[R-C] BoF approved

Mo Zanaty (mzanaty) mzanaty at cisco.com
Mon Jul 23 04:14:46 CEST 2012


This happens all the time today. All widely deployed video communication products/services have some form of adaptive rate behavior, usually employing a combination of standard and proprietary feedback. When you mix vendors, only the standard feedback works. But the response to standard feedback is not standardized, so you get different behavior/rates on each side. RMCAT should avoid this chaos by specifying behavior in the absence of some or all of the newly standardized feedback, which will look just like unknown proprietary feedback to the non-RMCAT side.

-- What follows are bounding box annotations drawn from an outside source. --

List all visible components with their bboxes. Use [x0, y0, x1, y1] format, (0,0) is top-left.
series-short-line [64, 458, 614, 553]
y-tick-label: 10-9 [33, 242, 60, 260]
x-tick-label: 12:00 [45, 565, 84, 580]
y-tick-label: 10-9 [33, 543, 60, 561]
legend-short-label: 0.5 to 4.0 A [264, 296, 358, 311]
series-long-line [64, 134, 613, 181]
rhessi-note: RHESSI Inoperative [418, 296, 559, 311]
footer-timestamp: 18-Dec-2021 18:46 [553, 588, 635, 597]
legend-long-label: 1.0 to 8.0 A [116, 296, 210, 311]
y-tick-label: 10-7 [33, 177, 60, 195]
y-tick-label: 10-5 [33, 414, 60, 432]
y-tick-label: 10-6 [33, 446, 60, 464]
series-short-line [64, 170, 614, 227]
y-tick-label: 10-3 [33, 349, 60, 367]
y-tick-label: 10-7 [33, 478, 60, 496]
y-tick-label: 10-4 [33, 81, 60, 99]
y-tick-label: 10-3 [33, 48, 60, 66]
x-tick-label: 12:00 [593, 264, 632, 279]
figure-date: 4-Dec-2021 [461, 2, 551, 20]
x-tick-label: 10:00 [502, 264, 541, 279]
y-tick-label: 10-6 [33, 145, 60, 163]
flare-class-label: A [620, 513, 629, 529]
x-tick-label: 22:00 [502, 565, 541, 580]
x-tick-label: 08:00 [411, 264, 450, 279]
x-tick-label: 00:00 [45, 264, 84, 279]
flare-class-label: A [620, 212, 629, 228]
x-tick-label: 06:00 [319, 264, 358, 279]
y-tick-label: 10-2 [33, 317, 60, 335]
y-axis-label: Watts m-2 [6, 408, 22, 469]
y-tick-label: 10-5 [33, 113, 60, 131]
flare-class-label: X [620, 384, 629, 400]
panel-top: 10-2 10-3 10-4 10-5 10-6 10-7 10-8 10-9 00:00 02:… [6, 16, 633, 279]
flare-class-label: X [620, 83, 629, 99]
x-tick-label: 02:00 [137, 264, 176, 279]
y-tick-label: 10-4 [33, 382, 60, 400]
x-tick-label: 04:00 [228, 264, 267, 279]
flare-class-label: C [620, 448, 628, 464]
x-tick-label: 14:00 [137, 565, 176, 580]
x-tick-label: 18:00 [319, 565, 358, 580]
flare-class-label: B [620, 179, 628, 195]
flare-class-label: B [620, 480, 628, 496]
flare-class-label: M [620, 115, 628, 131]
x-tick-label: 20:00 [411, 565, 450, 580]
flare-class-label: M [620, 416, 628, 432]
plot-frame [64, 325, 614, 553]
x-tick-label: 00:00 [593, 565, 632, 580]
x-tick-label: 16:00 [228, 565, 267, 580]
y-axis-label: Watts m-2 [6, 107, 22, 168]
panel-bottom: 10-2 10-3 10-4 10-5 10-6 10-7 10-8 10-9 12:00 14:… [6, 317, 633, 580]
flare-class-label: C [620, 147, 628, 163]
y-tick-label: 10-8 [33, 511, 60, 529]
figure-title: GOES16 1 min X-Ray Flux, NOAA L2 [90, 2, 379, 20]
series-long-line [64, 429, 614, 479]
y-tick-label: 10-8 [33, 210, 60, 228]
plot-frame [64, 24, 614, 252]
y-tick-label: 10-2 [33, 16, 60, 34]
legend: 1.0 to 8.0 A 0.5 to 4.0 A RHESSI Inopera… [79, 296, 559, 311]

We should first focus on getting the right standard in place for RMCAT on both sides. But then we should also specify interop behavior with non-RMCAT peers. 

Mo

-----Original Message-----
From: rtp-congestion-bounces at alvestrand.no [mailto:rtp-congestion-bounces at alvestrand.no] On Behalf Of Michael Welzl
Sent: Sunday, July 22, 2012 9:01 AM
To: Randell Jesup
Cc: rtp-congestion at alvestrand.no
Subject: Re: [R-C] BoF approved

 On Sun, 22 Jul 2012 08:40:32 -0400, Randell Jesup 
 <randell-ietf at jesup.org> wrote:
> On 7/21/2012 4:46 PM, Mo Zanaty (mzanaty) wrote:
>> Michael Welzl <michawe at ifi.uio.no>  wrote:
>>> Just to be clear, what is the scenario you're envisioning? An
>>> application where one side does new-rmcat-congestion-control and 
>>> the
>>> other side doesn't, and the new side has to make the most out of 
>>> the
>>> feedback that it gets from the other?
>> Right.
>
> Since RTP flows are typically negotiated, it may be reasonable to
> assume that the rmcat-capable side knows it's talking to a
> non-rmcat-capable source (or even without negotiation, that it will
> know quickly).  Or the behavior could be turned on by the first
> exchange of RTCP feedback messages specific to rmcat - there are a
> number of options.

 So I'm trying to understand how one could recommend a specific behavior 
 for such a case. We are facing a situation where we may not get enough 
 feedback. Say, we get way too little feedback: the IETF-conformant 
 (TCP-friendly) thing to do, then, is to assume loss and react by at 
 least halving the send rate. This may not be attractive for the 
 application at all, depending very much on the content and on the 
 likelihood that missing feedback is due to the other side sending little 
 vs. loss from the network.

 All in all, I'm having trouble imagining that some reasonable general 
 behavior can be recommended for this case.